General characteristics and metabolite levels by glucose metabolism status are provided in ESM Tables 1 and 2. When considering differences between participants according to glucose metabolism status, those with prediabetes and type 2 diabetes were significantly older, more often men, had a lower educational level, a lower eGFR, a lower total cholesterol/HDL-cholesterol ratio, a higher BMI, higher systolic and diastolic BP, were more often former or current smokers and scored lower on all three cognitive domain scores compared with the group with NGM. They also had a higher prevalence of hypertension, more often used lipid-modifying agents, antihypertensive agents and antidepressants and had lower plasma concentrations of PLP together with higher plasma concentrations of most kynurenines, inflammation markers and KTR. Lastly, the group with type 2 diabetes also used less alcohol, were less physically active, had a higher prevalence of depression, a history of CVD and cognitive impairment and higher plasma concentrations of IL-6 and TNF-α compared with those with NGM (ESM Tables 1 and 2).
Effect modification by glucose metabolism status
Interaction analyses tested whether associations between plasma kynurenines and cognition differed between participants with NGM, prediabetes and type 2 diabetes in main model 2 (ESM Table 3). These showed significant and directionally consistent effect modification by glucose metabolism status for the associations between XA (pinteraction = 0.027), AA (pinteraction = 0.048) and 3-HAA (pinteraction = 0.030) and odds of cognitive impairment. We therefore decided to present stratified analyses for all kynurenines.
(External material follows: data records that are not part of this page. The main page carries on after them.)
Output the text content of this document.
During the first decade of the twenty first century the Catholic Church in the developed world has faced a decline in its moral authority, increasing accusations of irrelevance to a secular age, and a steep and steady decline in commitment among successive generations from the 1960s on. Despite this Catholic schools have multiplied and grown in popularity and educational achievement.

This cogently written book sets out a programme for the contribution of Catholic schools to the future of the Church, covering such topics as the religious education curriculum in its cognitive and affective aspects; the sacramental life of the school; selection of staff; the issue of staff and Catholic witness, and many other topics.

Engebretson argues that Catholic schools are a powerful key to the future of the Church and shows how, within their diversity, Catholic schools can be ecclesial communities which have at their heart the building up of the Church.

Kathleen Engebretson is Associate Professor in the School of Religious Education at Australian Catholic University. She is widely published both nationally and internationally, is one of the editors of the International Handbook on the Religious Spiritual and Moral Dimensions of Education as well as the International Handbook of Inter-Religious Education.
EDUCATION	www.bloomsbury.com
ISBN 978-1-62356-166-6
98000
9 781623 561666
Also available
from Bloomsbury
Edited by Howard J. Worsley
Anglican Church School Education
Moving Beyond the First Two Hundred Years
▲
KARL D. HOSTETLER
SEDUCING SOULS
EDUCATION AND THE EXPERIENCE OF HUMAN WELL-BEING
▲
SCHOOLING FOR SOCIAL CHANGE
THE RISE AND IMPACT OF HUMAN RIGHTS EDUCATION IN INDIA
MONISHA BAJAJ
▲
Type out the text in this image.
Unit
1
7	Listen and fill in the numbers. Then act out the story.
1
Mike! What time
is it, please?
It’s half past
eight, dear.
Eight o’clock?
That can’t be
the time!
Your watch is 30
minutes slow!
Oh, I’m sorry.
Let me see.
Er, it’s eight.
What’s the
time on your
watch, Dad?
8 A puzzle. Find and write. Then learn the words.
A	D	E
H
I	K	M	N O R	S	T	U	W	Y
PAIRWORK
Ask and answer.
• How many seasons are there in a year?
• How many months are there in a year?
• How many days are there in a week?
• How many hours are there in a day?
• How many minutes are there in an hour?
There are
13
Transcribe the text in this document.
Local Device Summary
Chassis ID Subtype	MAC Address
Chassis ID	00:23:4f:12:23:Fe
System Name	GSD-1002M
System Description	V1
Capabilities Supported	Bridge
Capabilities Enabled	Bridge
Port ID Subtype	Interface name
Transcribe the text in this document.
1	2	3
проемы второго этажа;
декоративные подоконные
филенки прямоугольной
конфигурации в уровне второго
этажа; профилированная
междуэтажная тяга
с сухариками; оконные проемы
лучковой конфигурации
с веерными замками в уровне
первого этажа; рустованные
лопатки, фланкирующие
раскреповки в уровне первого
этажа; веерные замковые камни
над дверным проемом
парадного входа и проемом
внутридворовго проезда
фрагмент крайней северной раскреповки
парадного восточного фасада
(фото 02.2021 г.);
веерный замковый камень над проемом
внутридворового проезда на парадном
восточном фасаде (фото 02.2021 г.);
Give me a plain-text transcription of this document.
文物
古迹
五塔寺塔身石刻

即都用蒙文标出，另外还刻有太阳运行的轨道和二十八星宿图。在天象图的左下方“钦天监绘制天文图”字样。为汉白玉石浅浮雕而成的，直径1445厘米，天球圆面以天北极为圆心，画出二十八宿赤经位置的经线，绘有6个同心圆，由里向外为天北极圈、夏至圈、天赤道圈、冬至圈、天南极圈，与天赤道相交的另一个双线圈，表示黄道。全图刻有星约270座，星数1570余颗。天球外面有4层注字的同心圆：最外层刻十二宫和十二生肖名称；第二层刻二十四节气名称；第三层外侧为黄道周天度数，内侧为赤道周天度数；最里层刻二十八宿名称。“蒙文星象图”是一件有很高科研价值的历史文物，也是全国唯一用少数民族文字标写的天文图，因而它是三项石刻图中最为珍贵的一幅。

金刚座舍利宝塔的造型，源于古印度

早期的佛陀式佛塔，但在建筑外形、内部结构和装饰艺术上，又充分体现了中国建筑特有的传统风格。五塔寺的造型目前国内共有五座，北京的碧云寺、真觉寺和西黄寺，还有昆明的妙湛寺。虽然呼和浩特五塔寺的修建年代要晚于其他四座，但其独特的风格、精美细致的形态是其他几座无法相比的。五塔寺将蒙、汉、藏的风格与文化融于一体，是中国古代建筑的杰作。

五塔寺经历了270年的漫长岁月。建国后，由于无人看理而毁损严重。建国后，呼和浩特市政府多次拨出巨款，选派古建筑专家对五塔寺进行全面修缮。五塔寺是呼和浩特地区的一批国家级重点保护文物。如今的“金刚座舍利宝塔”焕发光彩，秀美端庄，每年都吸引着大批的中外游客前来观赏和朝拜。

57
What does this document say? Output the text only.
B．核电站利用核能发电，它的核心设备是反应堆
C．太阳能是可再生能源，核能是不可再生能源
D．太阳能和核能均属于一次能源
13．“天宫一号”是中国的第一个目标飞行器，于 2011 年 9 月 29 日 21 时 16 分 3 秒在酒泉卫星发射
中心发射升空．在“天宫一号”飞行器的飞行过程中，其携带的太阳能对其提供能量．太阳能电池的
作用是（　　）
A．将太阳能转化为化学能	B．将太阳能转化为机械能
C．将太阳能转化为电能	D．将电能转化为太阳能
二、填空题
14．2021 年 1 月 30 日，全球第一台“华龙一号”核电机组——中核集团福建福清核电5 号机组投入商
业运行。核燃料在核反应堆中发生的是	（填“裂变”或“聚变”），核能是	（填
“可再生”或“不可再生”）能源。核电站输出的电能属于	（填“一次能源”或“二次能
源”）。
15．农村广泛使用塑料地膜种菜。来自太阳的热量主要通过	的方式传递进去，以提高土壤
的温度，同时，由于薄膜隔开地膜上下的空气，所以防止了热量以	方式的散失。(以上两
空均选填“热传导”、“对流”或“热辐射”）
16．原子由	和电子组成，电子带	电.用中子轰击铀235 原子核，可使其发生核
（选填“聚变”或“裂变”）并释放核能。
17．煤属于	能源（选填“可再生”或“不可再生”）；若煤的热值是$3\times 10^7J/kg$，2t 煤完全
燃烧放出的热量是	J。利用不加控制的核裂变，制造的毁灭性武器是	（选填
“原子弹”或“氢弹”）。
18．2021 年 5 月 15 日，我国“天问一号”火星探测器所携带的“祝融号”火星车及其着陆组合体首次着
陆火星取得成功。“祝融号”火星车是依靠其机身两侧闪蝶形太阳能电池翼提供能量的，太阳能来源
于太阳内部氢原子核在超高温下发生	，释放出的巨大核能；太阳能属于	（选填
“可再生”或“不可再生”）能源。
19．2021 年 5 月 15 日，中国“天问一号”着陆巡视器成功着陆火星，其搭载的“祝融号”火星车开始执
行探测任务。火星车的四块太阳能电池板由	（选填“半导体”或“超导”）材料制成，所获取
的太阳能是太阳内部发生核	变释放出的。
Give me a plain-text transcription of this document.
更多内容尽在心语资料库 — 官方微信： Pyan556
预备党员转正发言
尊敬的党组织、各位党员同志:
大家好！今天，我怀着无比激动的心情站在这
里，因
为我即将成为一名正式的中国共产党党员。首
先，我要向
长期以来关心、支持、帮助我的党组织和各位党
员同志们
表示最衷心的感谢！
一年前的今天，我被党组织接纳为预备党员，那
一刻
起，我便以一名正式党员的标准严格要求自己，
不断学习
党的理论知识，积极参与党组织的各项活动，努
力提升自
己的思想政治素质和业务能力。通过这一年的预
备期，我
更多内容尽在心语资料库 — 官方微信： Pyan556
In participants with prediabetes, higher concentrations of 3-HK and 3-HAA were associated with lower odds for cognitive impairment in model 2 (Fig. 2 and Table 3). Additionally, in prediabetes, a non-linear association was found with AA, suggesting that both higher and lower levels of AA were associated with higher odds of cognitive impairment and lower scores on the executive function/attention domain. In type 2 diabetes, higher concentrations of KYN, 3-HK, KA, XA and 3-HAA were all significantly associated with lower odds of cognitive impairment (Fig. 3 and Table 3). Looking at domain-specific associations, those with both KA and XA seemed to be driven by executive function/attention (β per SD [95% CI] 0.07 [0.02, 0.13] and 0.06 [0.01, 0.11], respectively) (ESM Table 4). In the group with NGM, no associations with cognitive impairment were found. There were also no significant interactions of concentrations of kynurenines with age or sex in model 2 (ESM Table 3; pinteraction < 0.05).
Additional analyses
ssociations were essentially not modified by further adjustment for current depressive episode, antidepressant use, history of CVD, hypertension, B vitamins (PLP, riboflavin) and low-grade inflammation (composite score of CRP, SAA, sICAM-1, IL-6, IL-8 and TNF-α) (ESM Tables 4 and 5). In prediabetes, an association was found between higher KA/QA ratio and higher odds of cognitive impairment. In type 2 diabetes, the initially inverse association between 3-HK and odds for cognitive impairment became non-significant.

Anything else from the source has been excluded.